Instagram is hacked via Facebook bug bounty program
Wesley Wineberg (security researcher) has cracked defenses of Instagram via Facebook bug bounty program. The researcher got tip from a friend, traced the admin panel (sensu.instagram.com) of Instagram, and found RCE (Remote code execution) vulnerability. The vulnerability can access the service and its configuration files that has SQL database. The database included 60 accounts of Instagram and Facebook employees.
Microsoft Smart screen security Added Drive-by downloads Warning
Microsoft brings an update for Smart screen security system that will identify and alert drive-by download attacks. Smart screen security is in-built feature of Windows, which was initially introduced in IE7 to defend against phishing and social engineering attacks. After few amendments, Smart screen security is enabled in Edge browser. Now, IE and Edge will show a full-page warning with image on seeing a suspicious exploit kit malicious page. The warning will advise users to proceed further with caution on such malicious page.
Microsoft removed few Root Certificate Authorities to strengthen Web Trust
After considering opinions of some certificate authorities, Microsoft has decided to remove few root certificate authorities. Software vendors and website owners enforce CA certificates that have Microsoft root certificate program. The object of Microsoft root certificate program is to gain trust on windows devices. In June 2015, Microsoft has updated Trusted Root Certificate Program but after discussing with CAs, the new list will come into effect from January 2016. The new list will have no place for 25 root certificate authorities.

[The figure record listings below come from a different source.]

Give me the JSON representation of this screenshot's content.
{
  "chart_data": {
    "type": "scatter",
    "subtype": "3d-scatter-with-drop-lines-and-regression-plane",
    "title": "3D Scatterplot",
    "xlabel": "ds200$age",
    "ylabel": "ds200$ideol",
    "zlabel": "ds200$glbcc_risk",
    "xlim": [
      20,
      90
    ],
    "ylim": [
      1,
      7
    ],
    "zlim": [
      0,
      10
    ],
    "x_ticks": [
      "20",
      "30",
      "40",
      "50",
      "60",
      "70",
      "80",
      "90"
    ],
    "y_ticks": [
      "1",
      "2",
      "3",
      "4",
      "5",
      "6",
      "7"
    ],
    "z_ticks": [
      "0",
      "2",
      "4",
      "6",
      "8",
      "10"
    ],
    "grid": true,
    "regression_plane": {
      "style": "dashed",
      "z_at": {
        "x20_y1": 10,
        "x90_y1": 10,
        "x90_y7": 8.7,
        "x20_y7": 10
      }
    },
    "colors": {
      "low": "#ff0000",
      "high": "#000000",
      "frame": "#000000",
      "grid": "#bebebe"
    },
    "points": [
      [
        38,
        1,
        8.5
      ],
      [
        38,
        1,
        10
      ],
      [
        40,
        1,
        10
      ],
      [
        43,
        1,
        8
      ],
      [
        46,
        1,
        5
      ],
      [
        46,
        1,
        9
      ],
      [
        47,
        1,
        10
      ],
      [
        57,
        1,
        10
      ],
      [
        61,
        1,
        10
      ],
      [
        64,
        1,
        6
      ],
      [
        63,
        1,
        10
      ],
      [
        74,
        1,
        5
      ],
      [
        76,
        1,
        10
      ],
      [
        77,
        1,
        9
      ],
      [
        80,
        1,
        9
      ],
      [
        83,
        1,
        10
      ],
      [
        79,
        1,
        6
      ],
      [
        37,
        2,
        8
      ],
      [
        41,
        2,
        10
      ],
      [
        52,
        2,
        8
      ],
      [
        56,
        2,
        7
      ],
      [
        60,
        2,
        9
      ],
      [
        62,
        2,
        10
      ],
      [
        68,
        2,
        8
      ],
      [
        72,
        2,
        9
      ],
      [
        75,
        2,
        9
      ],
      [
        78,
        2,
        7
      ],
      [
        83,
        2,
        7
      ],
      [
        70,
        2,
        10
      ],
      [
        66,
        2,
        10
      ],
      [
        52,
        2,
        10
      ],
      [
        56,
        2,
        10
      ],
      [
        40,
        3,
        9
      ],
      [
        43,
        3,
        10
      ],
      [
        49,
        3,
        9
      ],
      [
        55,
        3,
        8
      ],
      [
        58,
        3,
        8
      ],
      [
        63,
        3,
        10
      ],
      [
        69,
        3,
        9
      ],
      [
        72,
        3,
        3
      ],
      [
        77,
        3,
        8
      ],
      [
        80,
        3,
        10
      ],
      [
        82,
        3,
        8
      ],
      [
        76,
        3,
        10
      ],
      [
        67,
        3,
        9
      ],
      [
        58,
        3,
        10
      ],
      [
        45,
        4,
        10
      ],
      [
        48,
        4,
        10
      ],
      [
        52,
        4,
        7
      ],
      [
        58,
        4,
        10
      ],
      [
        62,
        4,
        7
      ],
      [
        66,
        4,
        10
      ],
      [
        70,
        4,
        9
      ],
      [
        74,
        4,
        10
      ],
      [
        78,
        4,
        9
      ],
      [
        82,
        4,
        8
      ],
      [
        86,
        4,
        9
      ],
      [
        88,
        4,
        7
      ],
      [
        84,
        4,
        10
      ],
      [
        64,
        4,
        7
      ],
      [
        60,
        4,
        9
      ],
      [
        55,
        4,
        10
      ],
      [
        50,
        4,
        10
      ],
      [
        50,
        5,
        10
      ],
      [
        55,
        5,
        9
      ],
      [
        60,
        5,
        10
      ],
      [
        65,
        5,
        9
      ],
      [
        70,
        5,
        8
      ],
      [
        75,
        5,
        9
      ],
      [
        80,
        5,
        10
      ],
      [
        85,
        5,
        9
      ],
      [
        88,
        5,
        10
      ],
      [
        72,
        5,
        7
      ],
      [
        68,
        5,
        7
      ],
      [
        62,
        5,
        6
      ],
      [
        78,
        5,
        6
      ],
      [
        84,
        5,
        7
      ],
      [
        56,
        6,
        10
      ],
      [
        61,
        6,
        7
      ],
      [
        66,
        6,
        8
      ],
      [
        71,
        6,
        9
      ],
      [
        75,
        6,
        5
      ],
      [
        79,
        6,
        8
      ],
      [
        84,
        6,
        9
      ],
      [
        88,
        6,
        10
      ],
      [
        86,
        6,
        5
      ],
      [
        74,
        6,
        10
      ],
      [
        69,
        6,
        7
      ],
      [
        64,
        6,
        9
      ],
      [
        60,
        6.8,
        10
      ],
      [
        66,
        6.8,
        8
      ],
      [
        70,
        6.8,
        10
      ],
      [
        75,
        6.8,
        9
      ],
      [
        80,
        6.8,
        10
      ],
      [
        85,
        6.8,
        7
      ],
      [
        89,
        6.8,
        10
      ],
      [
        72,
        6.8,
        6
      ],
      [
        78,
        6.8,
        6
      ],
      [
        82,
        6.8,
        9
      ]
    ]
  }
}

Comcast Users faced Enlarge Malvertising Attack
According to Malwarebytes, Comcast Xfinity portal has faced three types of threats in past days named malware, exploit kit and tech support fraud. Some users complained that they were redirected to malicious ads that served ransomware through an exploit kit. In some results, malicious ads were served via Google AdWords service showing ads “Direct TV compared to Comcast TV”. When a user clicked on the ad, it redirected to a malacious website where exploit kit was hosted. It then scanned for loopholes in users’ system and infect with malware. Once the loophole detected, the malicious website loads another website pretend to be Comcast Xfinity portal. The second site displayed a warning about plug-in vulnerability and recommended users to call on a number for technical help.
Microsoft is on Zenith position in Anti-malware Vendor
OPSWAT has conducted a research in the November of this year on anti-malware vendor and Microsoft is on zenith position. The report showed that Microsoft is on first position with 15.9% ratio while on subsequent position Avast and Malwarebytes got 15% and 11.6% ratio. Symantec continued to retain its position in first top five anti-malware providers with 6.1% market share ratio. In this survey, window defender was counted as default product of all windows version hence, did not count. The report also added that Mac device has low-level security with 57.2% ratio compared to Windows devices with 71.5% ratio.